Ondiri Wetland or Ondiri Swamp is a protected wetland and peatbog that is the source of the Nairobi River near Kikuyu, Kenya in Kiambu County. The wetland is under pressure because of water extraction, deforestation and accelerated erosion. Listed in 2021, the project's conservation is part of a larger initiative by the Kenyan government to reduce pollution to major waterways that provide water supply to Nairobi as part of the Thwake Dam project. The waterway is also important for local greenhouse agriculture. Ondiri Wetland covers 3,713,549 square feet and is a source to 40 springs, which provide water to the local community.
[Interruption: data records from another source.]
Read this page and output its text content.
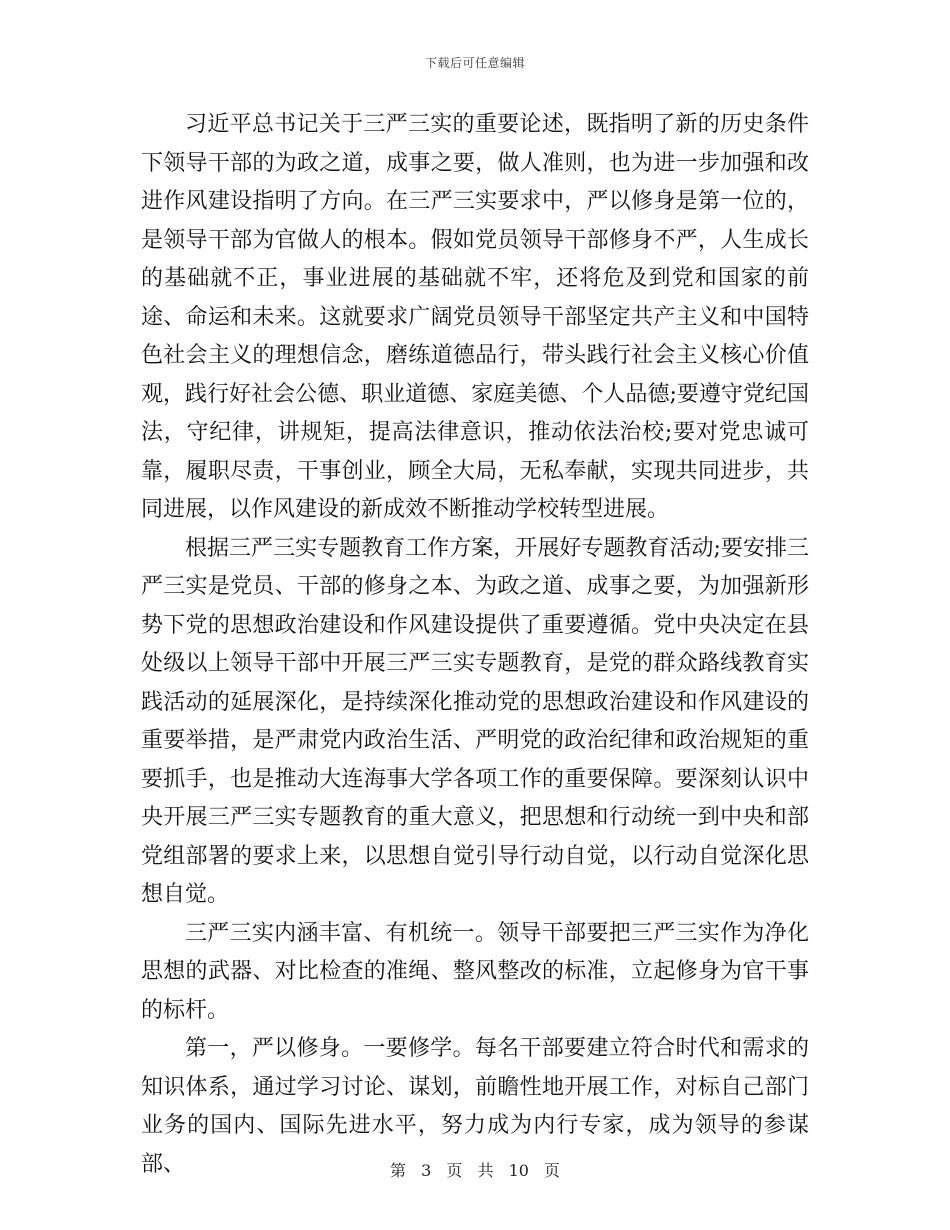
下载后可任意编辑

习近平总书记关于三严三实的重要论述，既指明了新的历史条件下领导干部的为政之道，成事之要，做人准则，也为进一步加强和改进作风建设指明了方向。在三严三实要求中，严以修身是第一位的，是领导干部为官做人的根本。假如党员领导干部修身不严，人生成长的基础就不正，事业进展的基础就不牢，还将危及到党和国家的前途、命运和未来。这就要求广阔党员领导干部坚定共产主义和中国特色社会主义的理想信念，磨练道德品行，带头践行社会主义核心价值观，践行好社会公德、职业道德、家庭美德、个人品德;要遵守党纪国法，守纪律，讲规矩，提高法律意识，推动依法治校;要对党忠诚可靠，履职尽责，干事创业，顾全大局，无私奉献，实现共同进步，共同进展，以作风建设的新成效不断推动学校转型进展。

根据三严三实专题教育工作方案，开展好专题教育活动;要安排三严三实是党员、干部的修身之本、为政之道、成事之要，为加强新形势下党的思想政治建设和作风建设提供了重要遵循。党中央决定在县处级以上领导干部中开展三严三实专题教育，是党的群众路线教育实践活动的延展深化，是持续深化推动党的思想政治建设和作风建设的重要举措，是严肃党内政治生活、严明党的政治纪律和政治规矩的重要抓手，也是推动大连海事大学各项工作的重要保障。要深刻认识中央开展三严三实专题教育的重大意义，把思想和行动统一到中央和部党组部署的要求上来，以思想自觉引导行动自觉，以行动自觉深化思想自觉。

三严三实内涵丰富、有机统一。领导干部要把三严三实作为净化思想的武器、对比检查的准绳、整风整改的标准，立起修身为官干事的标杆。

第一，严以修身。一要修学。每名干部要建立符合时代和需求的知识体系，通过学习讨论、谋划，前瞻性地开展工作，对标自己部门业务的国内、国际先进水平，努力成为内行专家，成为领导的参谋部、	第 3 页 共 10 页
Ondiri was heavily polluted with pesticides and dumping. In 2004, a study found as few as 41 bird species. Around 2020, there were 76 species of birds living in Ondiri. In 2016, the Friends of Ondiri Wetland Kenya (FOWK) was established to rehabilitate and protect the bog; they run awareness campaigns, plant trees, and hold community events. .  "The biggest challenge I face is convincing people about the importance of the wetland. And in awareness creation, you convert polluters into consververs," says David Wakogi, co-creator of this FOWK in a documentary about his work.  Wakogi says there are now 76 species of birds in the wetland, compared to a 2004 assessment of 44 species.
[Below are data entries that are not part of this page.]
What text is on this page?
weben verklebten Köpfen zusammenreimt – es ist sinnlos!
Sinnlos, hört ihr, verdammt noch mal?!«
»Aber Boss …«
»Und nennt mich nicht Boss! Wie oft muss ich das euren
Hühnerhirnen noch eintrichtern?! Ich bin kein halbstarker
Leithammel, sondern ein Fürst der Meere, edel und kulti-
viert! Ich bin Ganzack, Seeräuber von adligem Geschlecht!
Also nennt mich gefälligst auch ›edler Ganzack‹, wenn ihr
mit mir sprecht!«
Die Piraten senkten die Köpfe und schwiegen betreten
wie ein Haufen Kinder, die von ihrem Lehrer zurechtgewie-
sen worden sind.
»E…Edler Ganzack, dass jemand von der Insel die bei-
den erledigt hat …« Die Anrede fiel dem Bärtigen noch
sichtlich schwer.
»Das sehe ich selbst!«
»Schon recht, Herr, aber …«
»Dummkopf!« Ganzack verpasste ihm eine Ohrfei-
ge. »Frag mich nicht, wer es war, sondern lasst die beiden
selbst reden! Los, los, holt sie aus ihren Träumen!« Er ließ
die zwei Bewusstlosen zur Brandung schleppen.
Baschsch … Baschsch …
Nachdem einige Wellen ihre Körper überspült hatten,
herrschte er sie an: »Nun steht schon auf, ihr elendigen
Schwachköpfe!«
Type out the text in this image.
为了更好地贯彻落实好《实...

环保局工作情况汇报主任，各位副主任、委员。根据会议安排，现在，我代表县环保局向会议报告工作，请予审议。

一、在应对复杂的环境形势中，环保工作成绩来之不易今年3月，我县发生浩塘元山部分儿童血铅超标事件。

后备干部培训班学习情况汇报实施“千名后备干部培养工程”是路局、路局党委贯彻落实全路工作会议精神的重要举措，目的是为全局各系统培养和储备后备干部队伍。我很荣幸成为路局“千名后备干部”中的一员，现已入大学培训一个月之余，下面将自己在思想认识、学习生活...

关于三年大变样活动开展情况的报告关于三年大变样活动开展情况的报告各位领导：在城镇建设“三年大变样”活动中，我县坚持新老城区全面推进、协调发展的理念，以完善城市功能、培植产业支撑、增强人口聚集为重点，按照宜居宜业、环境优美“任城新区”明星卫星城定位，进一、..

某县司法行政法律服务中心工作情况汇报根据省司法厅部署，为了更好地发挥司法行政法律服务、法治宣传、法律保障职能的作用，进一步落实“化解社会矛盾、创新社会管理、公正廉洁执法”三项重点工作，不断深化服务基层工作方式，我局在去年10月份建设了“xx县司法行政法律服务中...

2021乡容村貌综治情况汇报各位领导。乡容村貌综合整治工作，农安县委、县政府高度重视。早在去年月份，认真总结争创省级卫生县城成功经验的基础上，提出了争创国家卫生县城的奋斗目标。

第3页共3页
Kenya's 2022 national celebration of World Wetland Day was held in Ondiri to highlight the importance of the country's largest highland bog. "More than 10,000 seedlings have been planted in the swamp through efforts of Kenya Forest Service (KFS) and NEMA. I am happy to report that the survival rate of the seedling is very impressive,” stated Cabinet Secretary for Environment and Forestry Mr Keriako Tobiko.